Karena mereka tahu, sama-sama tahu, ini adalah kesempatan terakhir mereka.

"Seijuurou," ucap Daiki, seolah kata itu adalah mantra yang berusaha mengaitkan tiap eksistensinya, begitu berharga. Setahun, dalam hubungan gila ini, dan ia menyesal kenapa baru sekarang ia melakukannya.

"Kau ingin menciumku?" tanya Akashi, tanpa melepaskan tatapannya kepada safir favoritnya.

Tidak ada kata setelah itu. Hanya kecupan ringan, yang terus berlanjut. Seolah berusaha saling memadamkan apa yang telah berkobar dalam sekam sekian lama. Antara dua bibir yang terlalu lelah untuk mengucapkan segalanya dalam kata.

.

Ciuman saja cukup. Di bibir.

Itu cukup.

.

.

Mereka bergeming di tempat mereka masing-masing. Dengan kepala Seijuurou berbantalkan satu lengan tegap Daiki, dengan lengan lainnya saling melingkari tubuh satu-sama lain, dan kedua pasang mata saling mereguk warna di hadapan mereka; mengabaikan sinar matahari yang telah menembus celah tirai kamar hotel.

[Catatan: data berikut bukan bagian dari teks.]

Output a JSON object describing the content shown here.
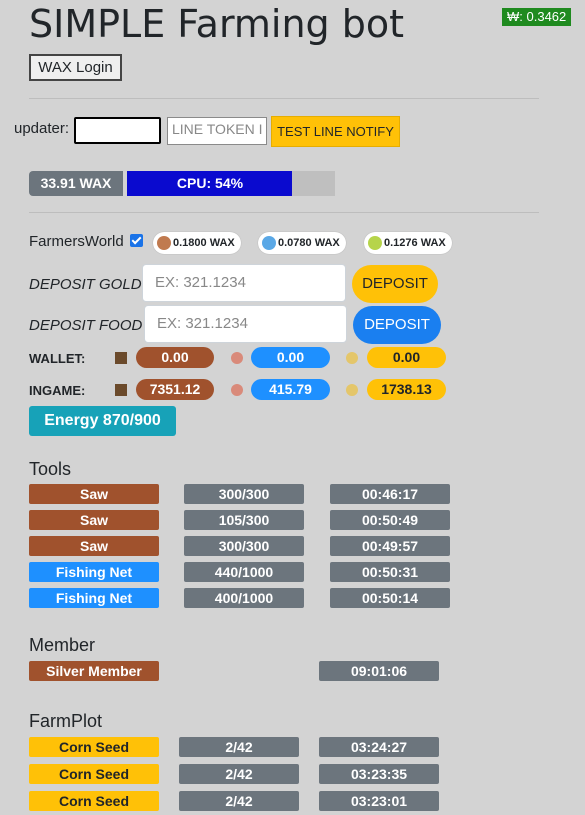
{
  "header": {
    "title": "SIMPLE Farming bot",
    "wax_price": "₩: 0.3462",
    "login_label": "WAX Login"
  },
  "updater": {
    "label": "updater:",
    "token_placeholder": "LINE TOKEN I",
    "notify_label": "TEST LINE NOTIFY"
  },
  "account": {
    "wax_balance": "33.91 WAX",
    "cpu_label": "CPU: 54%",
    "cpu_percent": 54
  },
  "farmersworld": {
    "label": "FarmersWorld",
    "prices": [
      "0.1800 WAX",
      "0.0780 WAX",
      "0.1276 WAX"
    ],
    "deposit_gold": {
      "label": "DEPOSIT GOLD",
      "placeholder": "EX: 321.1234",
      "button": "DEPOSIT"
    },
    "deposit_food": {
      "label": "DEPOSIT FOOD",
      "placeholder": "EX: 321.1234",
      "button": "DEPOSIT"
    },
    "wallet": {
      "label": "WALLET:",
      "wood": "0.00",
      "food": "0.00",
      "gold": "0.00"
    },
    "ingame": {
      "label": "INGAME:",
      "wood": "7351.12",
      "food": "415.79",
      "gold": "1738.13"
    },
    "energy": "Energy 870/900"
  },
  "tools": {
    "title": "Tools",
    "rows": [
      {
        "name": "Saw",
        "durability": "300/300",
        "timer": "00:46:17",
        "color": "brown"
      },
      {
        "name": "Saw",
        "durability": "105/300",
        "timer": "00:50:49",
        "color": "brown"
      },
      {
        "name": "Saw",
        "durability": "300/300",
        "timer": "00:49:57",
        "color": "brown"
      },
      {
        "name": "Fishing Net",
        "durability": "440/1000",
        "timer": "00:50:31",
        "color": "blue"
      },
      {
        "name": "Fishing Net",
        "durability": "400/1000",
        "timer": "00:50:14",
        "color": "blue"
      }
    ]
  },
  "member": {
    "title": "Member",
    "name": "Silver Member",
    "timer": "09:01:06"
  },
  "farmplot": {
    "title": "FarmPlot",
    "rows": [
      {
        "name": "Corn Seed",
        "progress": "2/42",
        "timer": "03:24:27"
      },
      {
        "name": "Corn Seed",
        "progress": "2/42",
        "timer": "03:23:35"
      },
      {
        "name": "Corn Seed",
        "progress": "2/42",
        "timer": "03:23:01"
      }
    ]
  },
  "colors": {
    "brown": "#a0522d",
    "blue": "#1e90ff",
    "gray": "#6c757d",
    "gold": "#ffc107",
    "teal": "#17a2b8",
    "cpu": "#0a0acf"
  }
}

Hanya satu senyum tipis, lalu Seijuurou beranjak dari kasur, berjalan tanpa ragu ke kamar mandi, dan segera saja terdengar suara pancuran air dari tempat Daiki berbaring; bergeming.

Hingga suara tumpul kaki digantikan dengan derap teredam sepatu, lalu suara pintu terbuka, dan langsung ditutup kembali. Meninggalkan Daiki sendiri dalam ruangan itu.

Masih dengan tangan yang mati rasa.

Dan ia sama sekali tidak protes hari itu. Tidak akan protes, atau mengaduh.

.

.

A meaning behind the kiss on lips is….


My first entry for this pair... unbeta-ed. Sembari mengisi kekosongan selama satu jam sebelum praktek di RS. Maaf kalau bukan AkaKuro atau KagaKuro~ Semoga saja ini menjadi awal dari hancurnya kemalasan saya buat nulis.